Upon his death, Safran had a collection of nearly 3,000 books on topics ranging from psychology and psychoanalysis to religion, philosophy, art, literature, and medicine. These books, donated to the Clinical Psychology Group of the NSSR, form the basis for the Jeremy D. Safran Reading Room and Library- dedicated on December 5, 2018.

The New School Psychotherapy Program, founded by Safran, was renamed as The Safran Center for Psychological Services in his honor. The Safran Center is a low-cost clinic in New York City which provides psychodynamic psychotherapy, in the style of Safran, as well as psychological assessment to the public. The Safran Center serves as a main training clinic for students within the NSSR's Clinical Psychology Ph.D. program. The Center also maintains an active psychotherapy research program. The Safran Center names a select group of Clinical Associates each year, consisting of distinguished clinical psychologists and psychoanalysts, who serve as clinical consultants and supervisors for students.

==Publications==
- Greenberg, L.S., & Safran, J.D. (1987). Emotion in Psychotherapy. New York: Guilford Press.

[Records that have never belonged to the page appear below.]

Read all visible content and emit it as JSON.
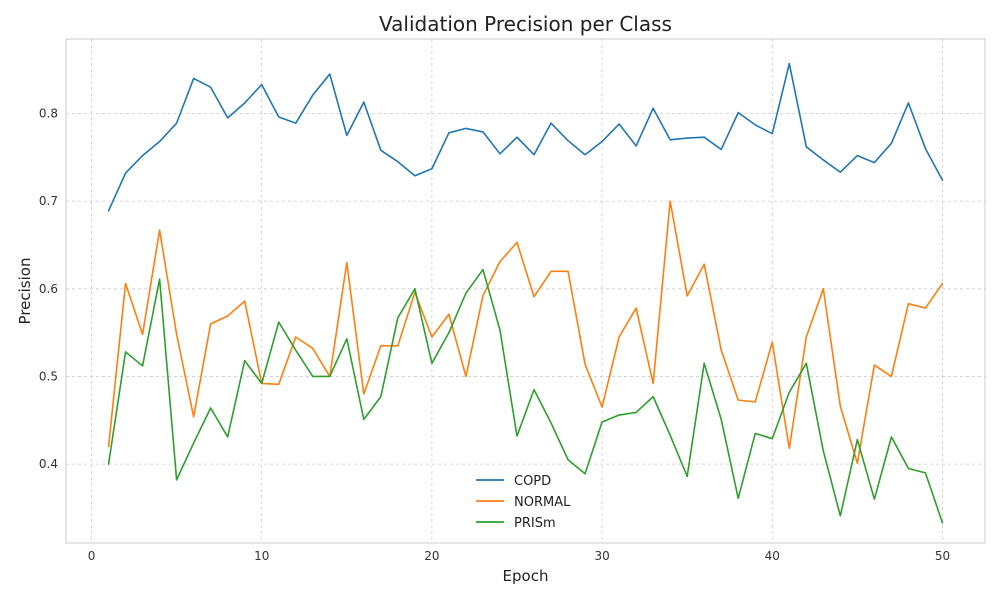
{
  "chart_data": {
    "type": "line",
    "title": "Validation Precision per Class",
    "xlabel": "Epoch",
    "ylabel": "Precision",
    "xlim": [
      -1.5,
      52.5
    ],
    "ylim": [
      0.31,
      0.885
    ],
    "xticks": [
      0,
      10,
      20,
      30,
      40,
      50
    ],
    "yticks": [
      0.4,
      0.5,
      0.6,
      0.7,
      0.8
    ],
    "grid": true,
    "legend_position": "bottom-center",
    "x": [
      1,
      2,
      3,
      4,
      5,
      6,
      7,
      8,
      9,
      10,
      11,
      12,
      13,
      14,
      15,
      16,
      17,
      18,
      19,
      20,
      21,
      22,
      23,
      24,
      25,
      26,
      27,
      28,
      29,
      30,
      31,
      32,
      33,
      34,
      35,
      36,
      37,
      38,
      39,
      40,
      41,
      42,
      43,
      44,
      45,
      46,
      47,
      48,
      49,
      50
    ],
    "series": [
      {
        "name": "COPD",
        "color": "#1f77b4",
        "values": [
          0.689,
          0.732,
          0.752,
          0.768,
          0.789,
          0.84,
          0.83,
          0.795,
          0.812,
          0.833,
          0.796,
          0.789,
          0.821,
          0.845,
          0.775,
          0.813,
          0.758,
          0.745,
          0.729,
          0.737,
          0.778,
          0.783,
          0.779,
          0.754,
          0.773,
          0.753,
          0.789,
          0.769,
          0.753,
          0.768,
          0.788,
          0.763,
          0.806,
          0.77,
          0.772,
          0.773,
          0.759,
          0.801,
          0.787,
          0.777,
          0.857,
          0.762,
          0.747,
          0.733,
          0.752,
          0.744,
          0.766,
          0.812,
          0.76,
          0.724
        ]
      },
      {
        "name": "NORMAL",
        "color": "#ff7f0e",
        "values": [
          0.42,
          0.606,
          0.548,
          0.667,
          0.548,
          0.454,
          0.56,
          0.569,
          0.586,
          0.492,
          0.491,
          0.545,
          0.532,
          0.5,
          0.63,
          0.48,
          0.535,
          0.535,
          0.596,
          0.545,
          0.571,
          0.5,
          0.592,
          0.631,
          0.653,
          0.591,
          0.62,
          0.62,
          0.514,
          0.465,
          0.545,
          0.578,
          0.492,
          0.7,
          0.592,
          0.628,
          0.53,
          0.473,
          0.471,
          0.539,
          0.418,
          0.545,
          0.6,
          0.466,
          0.401,
          0.513,
          0.5,
          0.583,
          0.578,
          0.606
        ]
      },
      {
        "name": "PRISm",
        "color": "#2ca02c",
        "values": [
          0.4,
          0.528,
          0.512,
          0.611,
          0.382,
          0.424,
          0.464,
          0.431,
          0.518,
          0.492,
          0.562,
          0.53,
          0.5,
          0.5,
          0.543,
          0.451,
          0.477,
          0.567,
          0.6,
          0.515,
          0.55,
          0.595,
          0.622,
          0.553,
          0.432,
          0.485,
          0.447,
          0.405,
          0.389,
          0.448,
          0.456,
          0.459,
          0.477,
          0.433,
          0.386,
          0.515,
          0.451,
          0.361,
          0.435,
          0.429,
          0.482,
          0.515,
          0.415,
          0.341,
          0.428,
          0.36,
          0.431,
          0.395,
          0.39,
          0.333
        ]
      }
    ]
  }
}
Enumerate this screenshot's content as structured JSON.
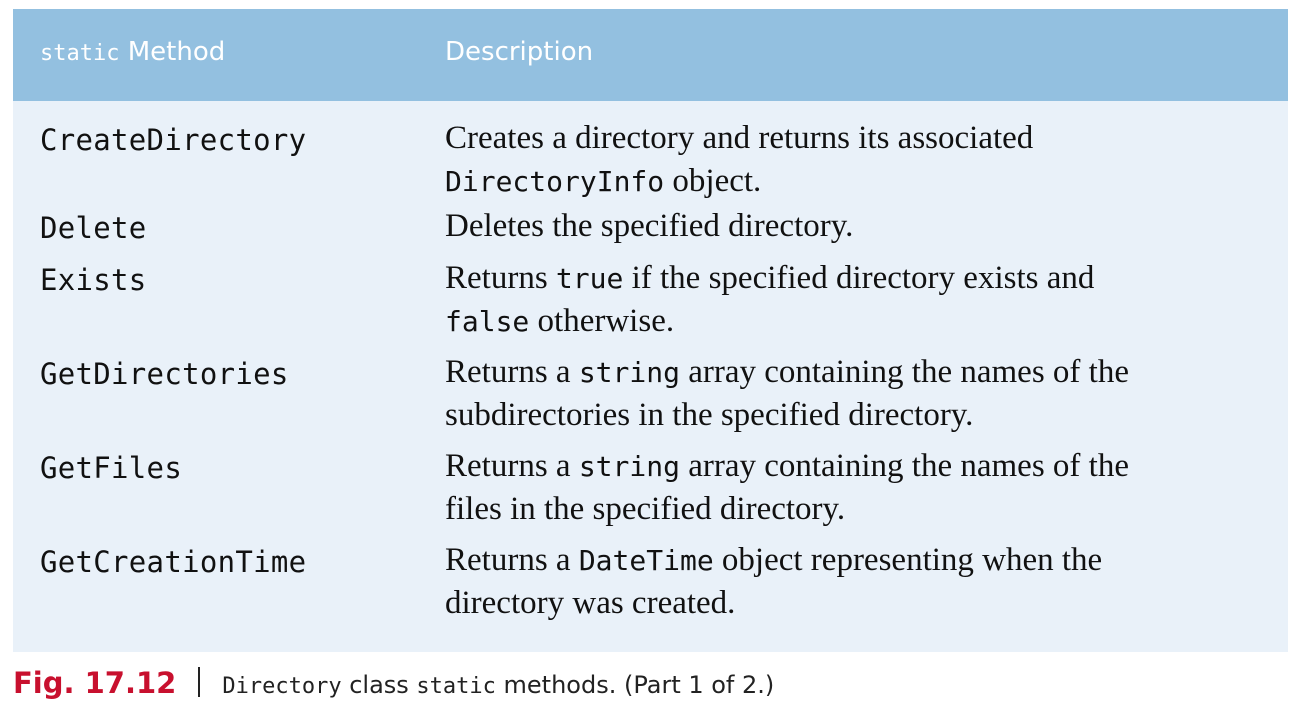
{
  "table": {
    "header": {
      "method_code": "static",
      "method_label": "Method",
      "description_label": "Description"
    },
    "rows": [
      {
        "method": "CreateDirectory",
        "desc_line1": "Creates a directory and returns its associated",
        "desc_line2_code": "DirectoryInfo",
        "desc_line2_text": " object."
      },
      {
        "method": "Delete",
        "desc_line1": "Deletes the specified directory."
      },
      {
        "method": "Exists",
        "desc_line1_pre": "Returns ",
        "desc_line1_code": "true",
        "desc_line1_post": " if the specified directory exists and",
        "desc_line2_code": "false",
        "desc_line2_text": " otherwise."
      },
      {
        "method": "GetDirectories",
        "desc_line1_pre": "Returns a ",
        "desc_line1_code": "string",
        "desc_line1_post": " array containing the names of the",
        "desc_line2_text": "subdirectories in the specified directory."
      },
      {
        "method": "GetFiles",
        "desc_line1_pre": "Returns a ",
        "desc_line1_code": "string",
        "desc_line1_post": " array containing the names of the",
        "desc_line2_text": "files in the specified directory."
      },
      {
        "method": "GetCreationTime",
        "desc_line1_pre": "Returns a ",
        "desc_line1_code": "DateTime",
        "desc_line1_post": " object representing when the",
        "desc_line2_text": "directory was created."
      }
    ]
  },
  "caption": {
    "fig_label": "Fig. 17.12",
    "class_code": "Directory",
    "text_mid": " class ",
    "static_code": "static",
    "text_end": " methods. (Part 1 of 2.)"
  }
}
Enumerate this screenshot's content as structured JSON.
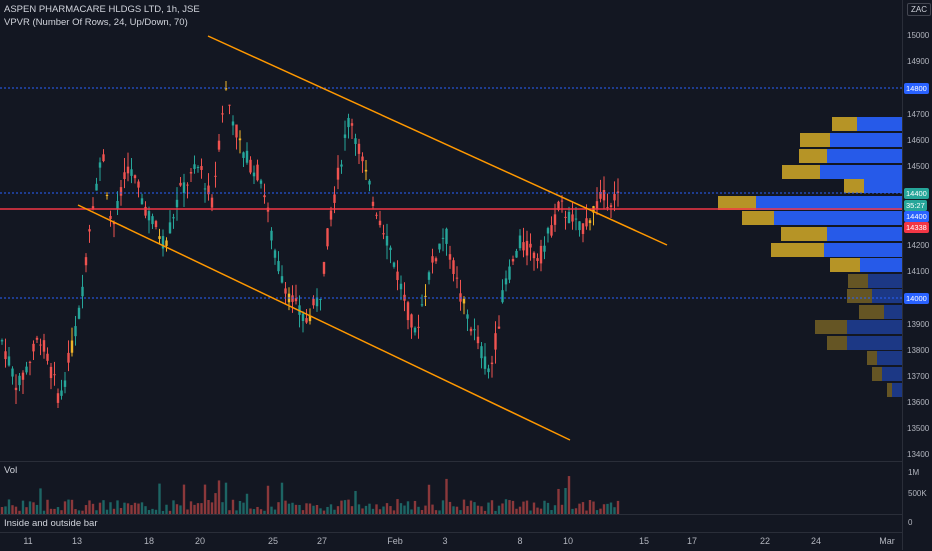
{
  "header": {
    "symbol_line": "ASPEN PHARMACARE HLDGS LTD, 1h, JSE",
    "indicator_line": "VPVR (Number Of Rows, 24, Up/Down, 70)"
  },
  "price_axis": {
    "currency": "ZAC",
    "ticks": [
      "15000",
      "14900",
      "14700",
      "14600",
      "14500",
      "14300",
      "14200",
      "14100",
      "13900",
      "13800",
      "13700",
      "13600",
      "13500",
      "13400"
    ],
    "labels": [
      {
        "text": "14800",
        "bg": "#2962ff",
        "fg": "#ffffff"
      },
      {
        "text": "14400",
        "bg": "#26a69a",
        "fg": "#ffffff"
      },
      {
        "text": "35:27",
        "bg": "#26a69a",
        "fg": "#ffffff"
      },
      {
        "text": "14400",
        "bg": "#2962ff",
        "fg": "#ffffff"
      },
      {
        "text": "14338",
        "bg": "#f23645",
        "fg": "#ffffff"
      },
      {
        "text": "14000",
        "bg": "#2962ff",
        "fg": "#ffffff"
      }
    ]
  },
  "volume": {
    "label": "Vol",
    "ticks": [
      "1M",
      "500K"
    ]
  },
  "indicator": {
    "label": "Inside and outside bar",
    "value": "0"
  },
  "time_axis": [
    "11",
    "13",
    "18",
    "20",
    "25",
    "27",
    "Feb",
    "3",
    "8",
    "10",
    "15",
    "17",
    "22",
    "24",
    "Mar"
  ],
  "colors": {
    "up": "#26a69a",
    "down": "#ef5350",
    "trendline": "#ff9800",
    "hline_red": "#f23645",
    "hline_blue": "#2962ff",
    "vp_up": "#2962ff",
    "vp_down": "#c9a227"
  },
  "chart_data": {
    "type": "candlestick",
    "x_range": [
      "11",
      "Mar"
    ],
    "y_range": [
      13400,
      15050
    ],
    "horizontal_levels": [
      14800,
      14400,
      14338,
      14000
    ],
    "volume_profile_rows": 24,
    "trend_channel": "descending",
    "grid": false
  }
}
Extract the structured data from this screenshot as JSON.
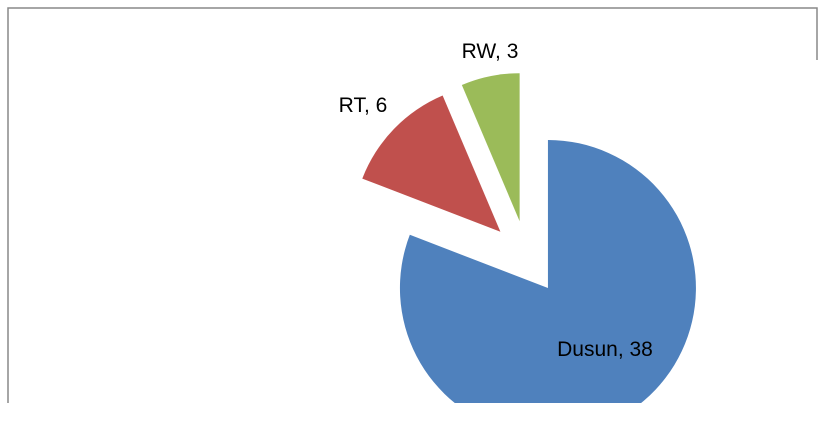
{
  "chart_data": {
    "type": "pie",
    "values": [
      38,
      6,
      3
    ],
    "value_labels": [
      "Dusun, 38",
      "RT, 6",
      "RW, 3"
    ],
    "colors": [
      "#4f81bd",
      "#c0504d",
      "#9bbb59"
    ]
  }
}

- Safran, J.D., & Muran, J.C. (eds.) (1998). The therapeutic alliance in short term psychotherapy. American Psychological Association Publications.
- Safran, J.D. & Muran, J.C. (2000). Negotiating the therapeutic alliance: A relational treatment guide. New York: Guilford.
- Safran, J.D. (ed.) (2003). Psychoanalysis and Buddhism: An Unfolding Dialogue. Boston: Wisdom Publications.
- Safran, J.D. (2012). Psychoanalysis and psychoanalytic therapies. Washington, DC: American Psychological Association Publications.